Com bebê chegando, nosso plano era de minha mãe vir do Brasil, e minha sogra da Alemanha. Sempre cogitamos isso ao planejar a gravidez.
Mas, considerando restrições de viagem e o risco envolvido para nós e para quem está vindo, eu e meu esposo optamos por ficar sozinhos e nos apoiar apenas um no outro nas primeiras semanas de vida do nosso recém-nascido.
Longe do que sonhamos, mas já abraçamos a situação e estamos confiantes com nossas escolhas, por ser o mais seguro para todos os envolvidos.

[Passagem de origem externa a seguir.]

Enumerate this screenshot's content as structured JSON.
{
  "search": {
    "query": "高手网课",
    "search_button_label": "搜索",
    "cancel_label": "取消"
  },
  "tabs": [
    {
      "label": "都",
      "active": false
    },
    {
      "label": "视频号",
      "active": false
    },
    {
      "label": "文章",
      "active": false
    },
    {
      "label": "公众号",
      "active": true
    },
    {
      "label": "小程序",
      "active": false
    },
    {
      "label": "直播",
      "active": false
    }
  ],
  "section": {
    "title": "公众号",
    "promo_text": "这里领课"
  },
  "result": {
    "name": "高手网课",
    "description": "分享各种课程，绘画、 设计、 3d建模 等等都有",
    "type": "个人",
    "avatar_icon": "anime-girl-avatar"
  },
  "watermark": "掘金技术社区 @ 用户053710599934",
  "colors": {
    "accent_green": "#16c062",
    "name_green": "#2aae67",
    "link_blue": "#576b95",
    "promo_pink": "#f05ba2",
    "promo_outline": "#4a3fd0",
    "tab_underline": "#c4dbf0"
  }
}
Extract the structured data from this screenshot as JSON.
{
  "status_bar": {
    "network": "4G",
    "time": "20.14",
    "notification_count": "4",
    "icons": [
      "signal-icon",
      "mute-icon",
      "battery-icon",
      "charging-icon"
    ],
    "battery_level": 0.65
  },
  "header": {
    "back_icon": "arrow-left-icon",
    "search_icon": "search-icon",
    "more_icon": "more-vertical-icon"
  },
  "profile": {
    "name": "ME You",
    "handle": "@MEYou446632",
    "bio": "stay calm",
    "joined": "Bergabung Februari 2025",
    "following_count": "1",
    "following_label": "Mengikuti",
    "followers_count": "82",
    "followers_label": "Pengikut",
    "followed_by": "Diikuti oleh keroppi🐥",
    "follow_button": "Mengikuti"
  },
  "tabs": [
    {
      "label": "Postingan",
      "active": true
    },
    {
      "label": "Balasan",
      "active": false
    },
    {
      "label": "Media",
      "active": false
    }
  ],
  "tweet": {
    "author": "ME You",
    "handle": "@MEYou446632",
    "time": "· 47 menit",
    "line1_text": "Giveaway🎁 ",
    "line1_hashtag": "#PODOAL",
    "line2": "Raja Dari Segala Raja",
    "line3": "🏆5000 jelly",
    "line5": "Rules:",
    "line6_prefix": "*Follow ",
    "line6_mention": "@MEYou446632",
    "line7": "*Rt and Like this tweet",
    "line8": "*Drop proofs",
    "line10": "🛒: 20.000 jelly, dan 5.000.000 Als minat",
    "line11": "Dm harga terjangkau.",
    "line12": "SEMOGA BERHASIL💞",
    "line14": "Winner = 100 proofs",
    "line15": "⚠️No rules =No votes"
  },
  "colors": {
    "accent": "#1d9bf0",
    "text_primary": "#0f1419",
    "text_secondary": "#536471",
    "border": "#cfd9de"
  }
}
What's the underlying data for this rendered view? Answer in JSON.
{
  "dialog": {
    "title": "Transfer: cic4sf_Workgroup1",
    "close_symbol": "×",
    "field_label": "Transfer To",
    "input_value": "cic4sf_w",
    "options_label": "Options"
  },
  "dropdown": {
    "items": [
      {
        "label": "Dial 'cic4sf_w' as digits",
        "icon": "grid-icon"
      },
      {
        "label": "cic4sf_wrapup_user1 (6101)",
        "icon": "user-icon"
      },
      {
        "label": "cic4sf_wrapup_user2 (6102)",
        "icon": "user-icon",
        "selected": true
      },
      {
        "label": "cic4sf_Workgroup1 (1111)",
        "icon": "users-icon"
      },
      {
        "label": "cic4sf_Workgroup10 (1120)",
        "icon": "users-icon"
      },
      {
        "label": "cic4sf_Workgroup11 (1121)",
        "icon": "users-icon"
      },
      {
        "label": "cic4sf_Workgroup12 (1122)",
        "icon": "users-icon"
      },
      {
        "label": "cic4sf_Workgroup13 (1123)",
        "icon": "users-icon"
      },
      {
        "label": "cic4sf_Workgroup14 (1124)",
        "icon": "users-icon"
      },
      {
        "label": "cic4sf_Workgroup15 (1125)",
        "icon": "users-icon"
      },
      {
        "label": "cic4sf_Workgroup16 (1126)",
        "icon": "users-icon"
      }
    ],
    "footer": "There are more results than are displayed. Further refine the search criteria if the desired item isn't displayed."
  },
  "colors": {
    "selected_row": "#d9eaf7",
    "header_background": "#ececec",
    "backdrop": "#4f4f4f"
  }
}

Resolvemos ficar quietinhos em casa e aproveitar essa época da melhor forma possível, independente de com quem, onde, e como faremos. Eu acredito muito em que a felicidade e a paz de espírito vêm de dentro.
Segunda onda
Infelizmente, o governo sul-africano também anunciou em 9 de dezembro a “segunda onda” do COVID-19″. Mesmo com todas as notícias relacionadas ao vírus perder força durante o verão, aqui não tem sido o caso, e acredito que seja pelo fato das pessoas não se protegerem.
Desde o fim de setembro o número de novos casos diários estava em torno de 1 mil, e em dezembro subiu para mais de 6 mil.
Com isso, há o receio das restrições voltarem, como suspensão de aulas, impactos no comércio, restrições de viagens e novas regras nos hospitais.
Fico pensativa com relação a isso, porque tudo o que mais quero é meu esposo presente no parto e não termos problemas para ir para a Alemanha posteriormente.
Continuamos nos cuidando e torcendo pelo melhor. Stay safe!